ESP8266 Community Forum

greetings,

i have a NC reed switch connected from 3.3v to D4 (gpio2) on the nodemcu. i was doing some reading and i found out gpios can only source (supply) 12mA and sink (receive) 20mA. so i hooked up a multi meter between D4 and a potentiometer and the potentiometer to 3.3v to measure how much current was being sunk to D4. it turns out 20mA wasn't enough to change the state of D4 from low to high so that my blynk app reports "door closed". interesting enough, the light for d4 shuts off but it took about 38mA for the state to change. i was hoping to use a resistor in series with the reed switch to limit the current being sunk to D4 from 3.3v to 20mA to stay in spec but it looks like i can't.

if it helps, in arduino i have pinMode(D4, OUTPUT); is this correct?

is it ok to have about 40mA going from 3.3v to D4?
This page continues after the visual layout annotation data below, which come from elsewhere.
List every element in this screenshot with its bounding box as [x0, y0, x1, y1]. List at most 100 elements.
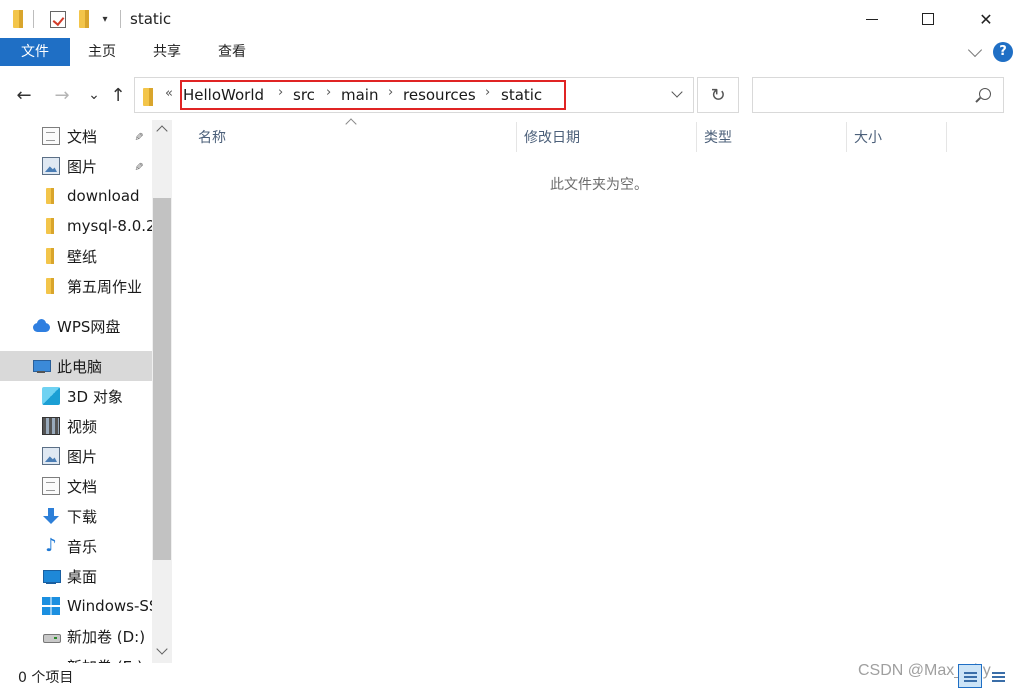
column-divider[interactable]: [696, 122, 697, 152]
tab-file[interactable]: 文件: [0, 38, 70, 66]
large-icons-view-icon[interactable]: [986, 664, 1010, 688]
column-header-date-modified[interactable]: 修改日期: [524, 126, 580, 150]
ribbon: 文件 主页 共享 查看 ?: [0, 38, 1018, 68]
tab-home[interactable]: 主页: [88, 38, 116, 66]
sidebar-item-label: 壁纸: [67, 247, 98, 266]
sidebar-item[interactable]: 视频: [0, 411, 152, 441]
toolbar-divider: [33, 10, 34, 28]
sidebar-item-label: 图片: [67, 447, 98, 466]
column-divider[interactable]: [516, 122, 517, 152]
desktop-icon: [42, 567, 61, 585]
sidebar-item[interactable]: 新加卷 (E:): [0, 651, 152, 664]
breadcrumb-resources[interactable]: resources: [403, 86, 476, 104]
sidebar-item[interactable]: WPS网盘: [0, 311, 152, 341]
breadcrumb-overflow[interactable]: «: [165, 86, 173, 101]
breadcrumb-main[interactable]: main: [341, 86, 378, 104]
sidebar-item-label: 文档: [67, 477, 98, 496]
forward-button[interactable]: →: [50, 82, 74, 108]
details-view-icon[interactable]: [958, 664, 982, 688]
close-button[interactable]: ✕: [957, 0, 1015, 38]
folder-icon: [42, 217, 60, 235]
nav-scrollbar-thumb[interactable]: [153, 198, 171, 560]
column-header-size[interactable]: 大小: [854, 126, 882, 150]
sidebar-item[interactable]: 图片: [0, 441, 152, 471]
window-title: static: [130, 10, 172, 28]
new-folder-icon[interactable]: [76, 9, 92, 29]
music-icon: ♪: [45, 535, 57, 556]
computer-icon: [32, 357, 51, 375]
sidebar-item[interactable]: 桌面: [0, 561, 152, 591]
sidebar-item[interactable]: 第五周作业: [0, 271, 152, 301]
sidebar-item[interactable]: 壁纸: [0, 241, 152, 271]
3d-objects-icon: [42, 387, 60, 405]
video-icon: [42, 417, 60, 435]
sidebar-item-label: 3D 对象: [67, 387, 123, 406]
sidebar-item-label: 视频: [67, 417, 98, 436]
recent-locations-dropdown[interactable]: ⌄: [82, 82, 106, 108]
drive-icon: [42, 657, 60, 663]
address-bar[interactable]: « HelloWorld › src › main › resources › …: [134, 77, 694, 113]
customize-quick-access-dropdown[interactable]: ▾: [98, 9, 112, 29]
breadcrumb-helloworld[interactable]: HelloWorld: [183, 86, 264, 104]
column-header-type[interactable]: 类型: [704, 126, 732, 150]
tab-share[interactable]: 共享: [153, 38, 181, 66]
breadcrumb-separator[interactable]: ›: [388, 85, 393, 100]
address-history-chevron-icon[interactable]: [671, 86, 683, 98]
picture-icon: [42, 447, 60, 465]
sidebar-item-label: 新加卷 (D:): [67, 627, 146, 646]
sidebar-item[interactable]: 此电脑: [0, 351, 152, 381]
tab-view[interactable]: 查看: [218, 38, 246, 66]
help-icon[interactable]: ?: [993, 42, 1013, 62]
minimize-icon: [866, 18, 878, 20]
expand-ribbon-chevron-icon[interactable]: [967, 42, 983, 58]
document-icon: [42, 127, 60, 145]
sidebar-item[interactable]: 3D 对象: [0, 381, 152, 411]
search-input[interactable]: [752, 77, 1004, 113]
sidebar-item[interactable]: Windows-SSD: [0, 591, 152, 621]
windows-drive-icon: [42, 597, 60, 615]
sidebar-item[interactable]: mysql-8.0.2: [0, 211, 152, 241]
sidebar-item-label: 文档: [67, 127, 98, 146]
view-switcher: [958, 664, 1010, 688]
column-divider[interactable]: [946, 122, 947, 152]
breadcrumb-separator[interactable]: ›: [326, 85, 331, 100]
sidebar-item[interactable]: 下载: [0, 501, 152, 531]
sidebar-item[interactable]: 文档: [0, 471, 152, 501]
picture-icon: [42, 157, 60, 175]
sidebar-item-label: 此电脑: [57, 357, 103, 376]
download-icon: [42, 507, 60, 525]
toolbar-divider: [120, 10, 121, 28]
folder-icon: [143, 88, 153, 106]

is it possible to have a NC reed switch hooked up to D4 and have the onboard light of the esp12e off when there is a connection (closed circuit) and on with disconnection (open circuit) ? the only way i've been able to do this is to have 3.3v connected with the reed switch to D4 and have D4 as an output in the arduino sketch. but, 40mA is being sunk from 3.3 to D4. i don't get why D4 has to be set as output since current is being sunk into it from 3.3v. it won't work at all if i set D4 as input or input_pullup. you'd think D4 would have to be an input since the current is going from 3.3 to D4?

is it ok to have about 40mA going from 3.3v to D4?

No.

You can not have the pin set as an output and use it as an input. What you are doing will damage the module if it has not been damaged yet.

As an output the maximum for the port is 12 mA (as an output) and that is not recommended.

In order to use D4 as an input you should make sure that it is not set as an output. Then you connect your switch to D4 and ground. Not Vcc. The led will turn on when the switch is closed. (a low) Use the serial port to show you the read of the pin.

rudy wrote:

In order to use D4 as an input you should make sure that it is not set as an output. Then you connect your switch to D4 and ground. Not Vcc. The led will turn on when the switch is closed. (a low) Use the serial port to show you the read of the pin.

thanks for the reply rudy. what i don't understand is if i connect D4 to ground, wouldn't the current flow from D4 to ground? wouldn't D4 be outputting to ground? hence, D4 is output? this is very confusing.

What you have is a resistor in series connected to 3.3 volts and the other end to D4.

With D4 set as an output and D4 set low, 0, then you have current through the LED. So turning on the led requires a 0. To turn it off you need to write a 1 to D4.

If you had D4 set as an input, with nothing else connected to D4, the led should be off. With this arrangement the led-resistor will sort of put a high on the input to D4 but it isn't a really good high because there is an inherent voltage drop across the led. So it is best to set the port to an INPUT_PULLUP.

With D4 set as an input, and the switch to ground, the current through the switch will be about 5 mA. This is the current through the led-resistor and not current from D4.